Tesla releases a new Full Self-Driving Beta update with performance improvements

Tesla has started to release a new Full Self-Driving Beta update with some performance improvements – although it doesn’t look like a huge update from the release notes.

FSD Beta enables Tesla vehicles to drive autonomously to a destination entered in the car’s navigation system, but the driver needs to remain vigilant and ready to take control at all times.

Since the responsibility rests with the driver and not Tesla’s system, it is still considered a level-two driver-assist system, despite its name. It has been sort of a “two steps forward, one step back” type of program, as some updates have seen regressions in terms of driving capabilities.
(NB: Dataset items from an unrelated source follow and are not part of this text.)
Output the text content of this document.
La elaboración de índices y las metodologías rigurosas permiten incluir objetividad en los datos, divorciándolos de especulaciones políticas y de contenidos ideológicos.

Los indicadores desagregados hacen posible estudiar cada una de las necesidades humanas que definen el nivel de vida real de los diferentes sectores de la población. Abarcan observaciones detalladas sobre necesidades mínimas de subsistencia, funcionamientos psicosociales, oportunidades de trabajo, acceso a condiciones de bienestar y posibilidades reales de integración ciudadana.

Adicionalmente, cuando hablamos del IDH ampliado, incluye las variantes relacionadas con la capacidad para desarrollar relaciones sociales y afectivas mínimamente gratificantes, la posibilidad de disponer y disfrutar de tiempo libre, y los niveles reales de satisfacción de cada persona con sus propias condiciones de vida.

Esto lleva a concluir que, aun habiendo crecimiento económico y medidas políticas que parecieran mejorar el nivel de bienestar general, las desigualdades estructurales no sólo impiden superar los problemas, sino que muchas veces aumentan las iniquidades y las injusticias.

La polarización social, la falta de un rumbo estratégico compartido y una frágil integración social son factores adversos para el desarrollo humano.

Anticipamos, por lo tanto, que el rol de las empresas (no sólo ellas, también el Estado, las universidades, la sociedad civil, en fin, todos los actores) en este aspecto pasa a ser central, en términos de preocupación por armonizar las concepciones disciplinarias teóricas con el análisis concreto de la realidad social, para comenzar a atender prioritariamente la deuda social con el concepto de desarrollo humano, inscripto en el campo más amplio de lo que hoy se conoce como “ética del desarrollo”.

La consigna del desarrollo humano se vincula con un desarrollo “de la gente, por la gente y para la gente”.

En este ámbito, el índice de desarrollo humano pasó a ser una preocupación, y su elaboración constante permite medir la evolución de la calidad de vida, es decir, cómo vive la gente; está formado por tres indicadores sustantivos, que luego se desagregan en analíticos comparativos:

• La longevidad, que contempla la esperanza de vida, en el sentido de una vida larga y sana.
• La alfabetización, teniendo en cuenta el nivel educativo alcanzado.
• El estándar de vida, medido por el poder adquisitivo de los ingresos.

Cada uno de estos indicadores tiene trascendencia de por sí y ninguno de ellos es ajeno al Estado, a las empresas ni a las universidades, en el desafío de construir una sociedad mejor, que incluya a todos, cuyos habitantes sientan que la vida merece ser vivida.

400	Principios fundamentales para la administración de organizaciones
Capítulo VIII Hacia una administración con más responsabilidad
Tesla has frequently been releasing new software updates to the FSD Beta program and adding more owners to it.

Since the wider release of the beta last year, there are currently over 400,000 Tesla owners in the program in North America – virtually every Tesla owner who bought the FSD package on their vehicles.
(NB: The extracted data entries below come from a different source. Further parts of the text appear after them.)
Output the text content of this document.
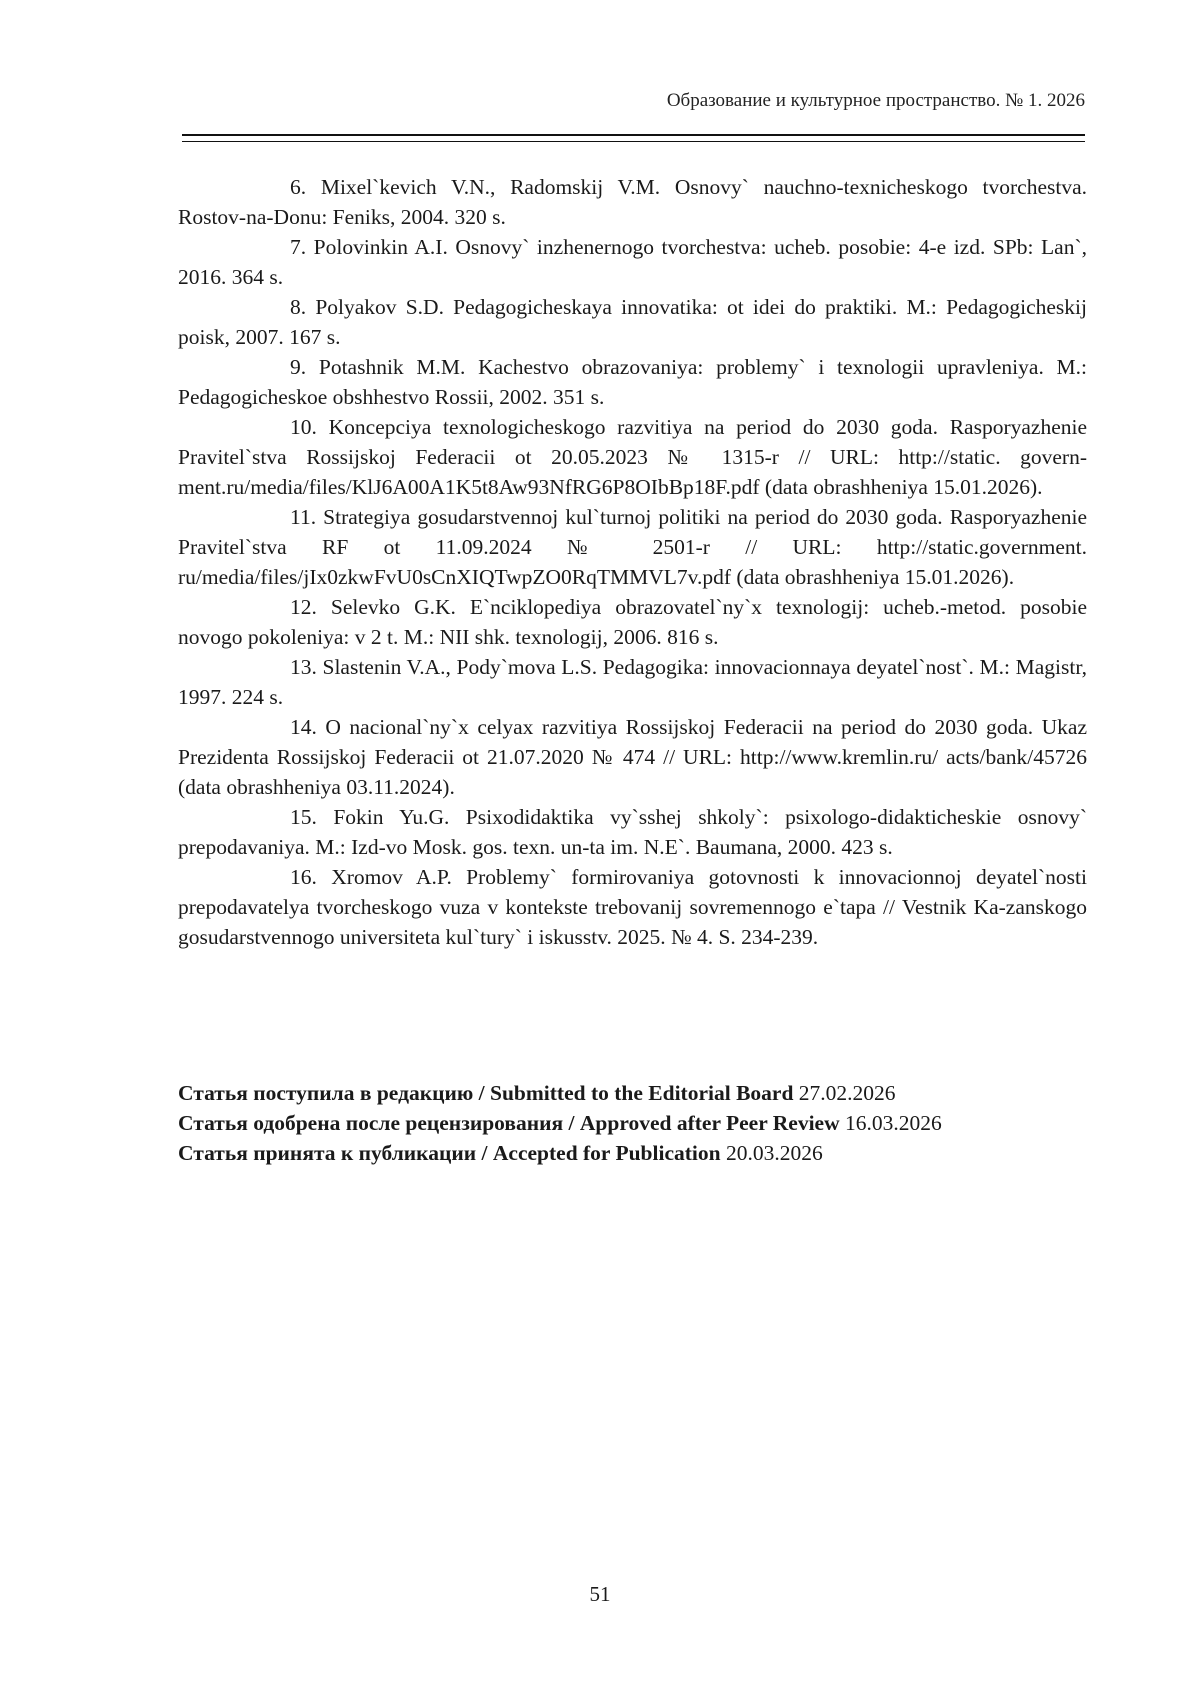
Образование и культурное пространство. № 1. 2026
6. Mixel`kevich V.N., Radomskij V.M. Osnovy` nauchno-texnicheskogo tvorchestva. Rostov-na-Donu: Feniks, 2004. 320 s.
7. Polovinkin A.I. Osnovy` inzhenernogo tvorchestva: ucheb. posobie: 4-e izd. SPb: Lan`, 2016. 364 s.
8. Polyakov S.D. Pedagogicheskaya innovatika: ot idei do praktiki. M.: Pedagogicheskij poisk, 2007. 167 s.
9. Potashnik M.M. Kachestvo obrazovaniya: problemy` i texnologii upravleniya. M.: Pedagogicheskoe obshhestvo Rossii, 2002. 351 s.
10. Koncepciya texnologicheskogo razvitiya na period do 2030 goda. Rasporyazhenie Pravitel`stva Rossijskoj Federacii ot 20.05.2023 № 1315-r // URL: http://static. govern-ment.ru/media/files/KlJ6A00A1K5t8Aw93NfRG6P8OIbBp18F.pdf (data obrashheniya 15.01.2026).
11. Strategiya gosudarstvennoj kul`turnoj politiki na period do 2030 goda. Rasporyazhenie Pravitel`stva RF ot 11.09.2024 № 2501-r // URL: http://static.government. ru/media/files/jIx0zkwFvU0sCnXIQTwpZO0RqTMMVL7v.pdf (data obrashheniya 15.01.2026).
12. Selevko G.K. E`nciklopediya obrazovatel`ny`x texnologij: ucheb.-metod. posobie novogo pokoleniya: v 2 t. M.: NII shk. texnologij, 2006. 816 s.
13. Slastenin V.A., Pody`mova L.S. Pedagogika: innovacionnaya deyatel`nost`. M.: Magistr, 1997. 224 s.
14. O nacional`ny`x celyax razvitiya Rossijskoj Federacii na period do 2030 goda. Ukaz Prezidenta Rossijskoj Federacii ot 21.07.2020 № 474 // URL: http://www.kremlin.ru/ acts/bank/45726 (data obrashheniya 03.11.2024).
15. Fokin Yu.G. Psixodidaktika vy`sshej shkoly`: psixologo-didakticheskie osnovy` prepodavaniya. M.: Izd-vo Mosk. gos. texn. un-ta im. N.E`. Baumana, 2000. 423 s.
16. Xromov A.P. Problemy` formirovaniya gotovnosti k innovacionnoj deyatel`nosti prepodavatelya tvorcheskogo vuza v kontekste trebovanij sovremennogo e`tapa // Vestnik Ka-zanskogo gosudarstvennogo universiteta kul`tury` i iskusstv. 2025. № 4. S. 234-239.
Статья поступила в редакцию / Submitted to the Editorial Board 27.02.2026
Статья одобрена после рецензирования / Approved after Peer Review 16.03.2026
Статья принята к публикации / Accepted for Publication 20.03.2026
51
Earlier this year, Tesla started to push the FSD Beta v11 update, which was an important update that merged Tesla’s FSD Beta software stack primarily used on roads and city streets with Tesla’s Autopilot software stack, which is used as a level-two driver-assist system on highways.

Now Tesla is starting to internally push a new FSD Beta v11.4 update, which Elon Musk claimed included “major improvements.”

Today, we have the release notes for Tesla FSD Beta v11.4.1 (via Not a Tesla App), and it includes the details of the update:

  • Improved control through turns, and smoothness in general, by improving geometry, curvature, position, type and topology of lanes, lines, road edges, and restricted space. Among other improvements, the perception of lanes in city streets improved by 36%, forks improved by 44%, merges improved by 27% and turns improved by 16%, due to a bigger and cleaner training set and updated lane-guidance module.
  • Added lane-guidance inputs to the Occupancy Network to improve detections of long-range roadway features, resulting in a 16% reduction in false negative median detections.
  • Improved ego’s assertiveness for crossing pedestrians in cases where ego can easily and safely cross before the pedestrian.
  • Improved motorbike recall by 8% and increased vehicle detection precision to reduce false positive detections. These models also add more robustness to variance in vision frame-rate.
  • Reduced interventions caused by other vehicles cutting into ego’s lane by 43%. This was accomplished by creating a framework to probabilistically anticipate objects that may cut into ego’s lane and proactively offset and/or adjust speed to position ego optimally for these futures.
  • Improved cut-in control by reducing lane-centric velocity error by 40-50% for close-by vehicles.
  • Improved recall for object partial lane encroachment by 20%, high yaw-rate cut-in by 40%, and cut-out by 26% by using additional features of the lane-change trajectory to improve supervision.
  • Reduced highway false slowdowns related to underestimated velocities for faraway objects by adding 68K videos to the training set with improved auto-labeled ground truth.
  • Smoothed in-lane offsetting for large vehicles by tuning the amount of lateral jerk allowed for the maneuver.
  • Improved lateral control for upcoming high-curvature merges to bias away from the merging lane.